Ferit ASLAN- Serdar SUNAR / DİYARBAKIR, (DHA) - DEMOKRATİK Bölgeler Partisi (DBP)Eş Genel Başkanı Kamuran Yüksek, HDP'li bazı milletvekillerinin partilerinden istifa ederek DPP'ye geçecekleri ve mecliste grup kurarak AK Parti'yi destekleyecekleri iddialarının doğru olmadığını açıkladı. Yüksek, "Bizim arkadaşlarımızı tekrar DBP'ye alma, orada bir grup kurma gibi bir düşüncemiz söz konusu değil. HDP içinde siyaset yapmaya devam edecekler" dedi.

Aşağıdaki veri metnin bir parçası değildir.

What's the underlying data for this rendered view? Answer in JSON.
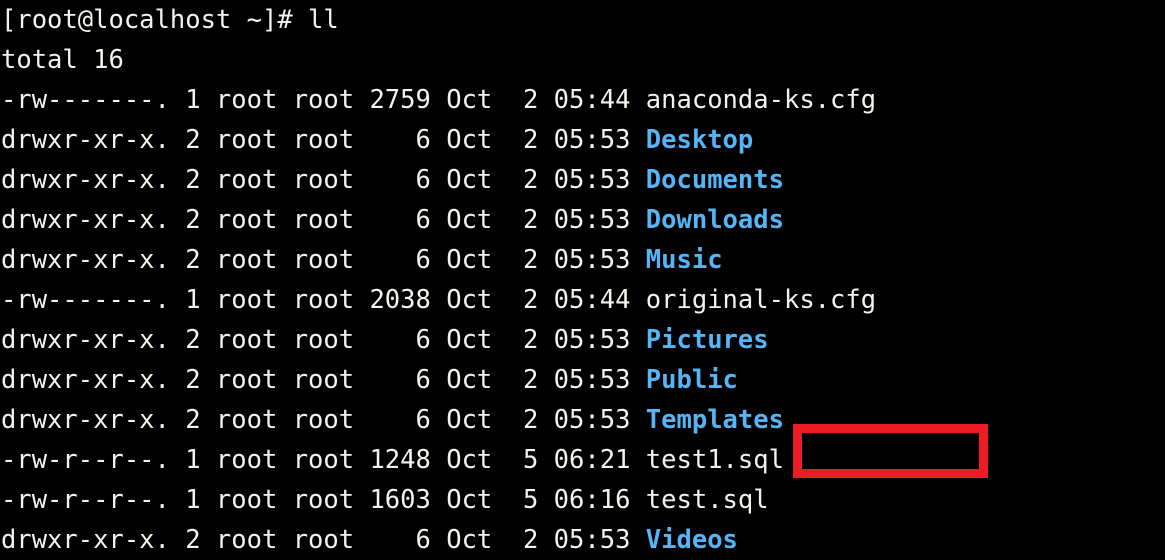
{
  "terminal": {
    "shell_prompt": "[root@localhost ~]# ",
    "command": "ll",
    "total_line": "total 16",
    "colors": {
      "background": "#000000",
      "foreground": "#f3f3ec",
      "directory": "#54b6f8",
      "highlight_box": "#ee1b24"
    },
    "columns": [
      "permissions",
      "links",
      "owner",
      "group",
      "size",
      "month",
      "day",
      "time",
      "name"
    ],
    "rows": [
      {
        "permissions": "-rw-------.",
        "links": "1",
        "owner": "root",
        "group": "root",
        "size": "2759",
        "month": "Oct",
        "day": "2",
        "time": "05:44",
        "name": "anaconda-ks.cfg",
        "type": "file"
      },
      {
        "permissions": "drwxr-xr-x.",
        "links": "2",
        "owner": "root",
        "group": "root",
        "size": "6",
        "month": "Oct",
        "day": "2",
        "time": "05:53",
        "name": "Desktop",
        "type": "dir"
      },
      {
        "permissions": "drwxr-xr-x.",
        "links": "2",
        "owner": "root",
        "group": "root",
        "size": "6",
        "month": "Oct",
        "day": "2",
        "time": "05:53",
        "name": "Documents",
        "type": "dir"
      },
      {
        "permissions": "drwxr-xr-x.",
        "links": "2",
        "owner": "root",
        "group": "root",
        "size": "6",
        "month": "Oct",
        "day": "2",
        "time": "05:53",
        "name": "Downloads",
        "type": "dir"
      },
      {
        "permissions": "drwxr-xr-x.",
        "links": "2",
        "owner": "root",
        "group": "root",
        "size": "6",
        "month": "Oct",
        "day": "2",
        "time": "05:53",
        "name": "Music",
        "type": "dir"
      },
      {
        "permissions": "-rw-------.",
        "links": "1",
        "owner": "root",
        "group": "root",
        "size": "2038",
        "month": "Oct",
        "day": "2",
        "time": "05:44",
        "name": "original-ks.cfg",
        "type": "file"
      },
      {
        "permissions": "drwxr-xr-x.",
        "links": "2",
        "owner": "root",
        "group": "root",
        "size": "6",
        "month": "Oct",
        "day": "2",
        "time": "05:53",
        "name": "Pictures",
        "type": "dir"
      },
      {
        "permissions": "drwxr-xr-x.",
        "links": "2",
        "owner": "root",
        "group": "root",
        "size": "6",
        "month": "Oct",
        "day": "2",
        "time": "05:53",
        "name": "Public",
        "type": "dir"
      },
      {
        "permissions": "drwxr-xr-x.",
        "links": "2",
        "owner": "root",
        "group": "root",
        "size": "6",
        "month": "Oct",
        "day": "2",
        "time": "05:53",
        "name": "Templates",
        "type": "dir"
      },
      {
        "permissions": "-rw-r--r--.",
        "links": "1",
        "owner": "root",
        "group": "root",
        "size": "1248",
        "month": "Oct",
        "day": "5",
        "time": "06:21",
        "name": "test1.sql",
        "type": "file",
        "highlighted": true
      },
      {
        "permissions": "-rw-r--r--.",
        "links": "1",
        "owner": "root",
        "group": "root",
        "size": "1603",
        "month": "Oct",
        "day": "5",
        "time": "06:16",
        "name": "test.sql",
        "type": "file"
      },
      {
        "permissions": "drwxr-xr-x.",
        "links": "2",
        "owner": "root",
        "group": "root",
        "size": "6",
        "month": "Oct",
        "day": "2",
        "time": "05:53",
        "name": "Videos",
        "type": "dir"
      }
    ]
  }
}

Ankara'da, HDP'den seçilen milletvekillerinden bir grubun ayrılarak DBP'ye geçecekleri rek mecliste grup kurarak, AK Parti'ye destek vereceği söylentilerinin yayılması üzerine Diyarbakır'da bulunan DBP Eş Genel Genel Başkanı Kamuran Yüksek, açıklama yaptı. İddiaları yalanlayan Yüksek, aday olarak önerdikleri arkadaşlarını HDP içerisinde değerlendirdiklerini ve bu kişilerin şu an HDP içerisinde siyaset yaptıklarını ifade ederek şunları söyledi:
"DBP üyesi olup da HDP içerisinde yer alan arkadaşlarımızı, HDP'nin diğer bileşenleri gibi HDP'de siyaset yapsınlar diye önerdik. Şu anda yaklaşık 40 arkadaşımız vekil seçilmiş durumdalar. O arkadaşlarımız HDP içerisinde olacaklar ve HDP ile birlikte siyaset yapmaya devam edecekler. HDP ortak bir proje. Türkiye'nin geleceğini inşa etmek üzere oluşturulan bir proje ve dolayısıyla bizim arkadaşlarımızı tekrar DBP'ye alma, orada bir grup kurma gibi bir düşüncemiz söz konusu değil. orada HDP ile birlikte siyaset yapmaya devam edecekler."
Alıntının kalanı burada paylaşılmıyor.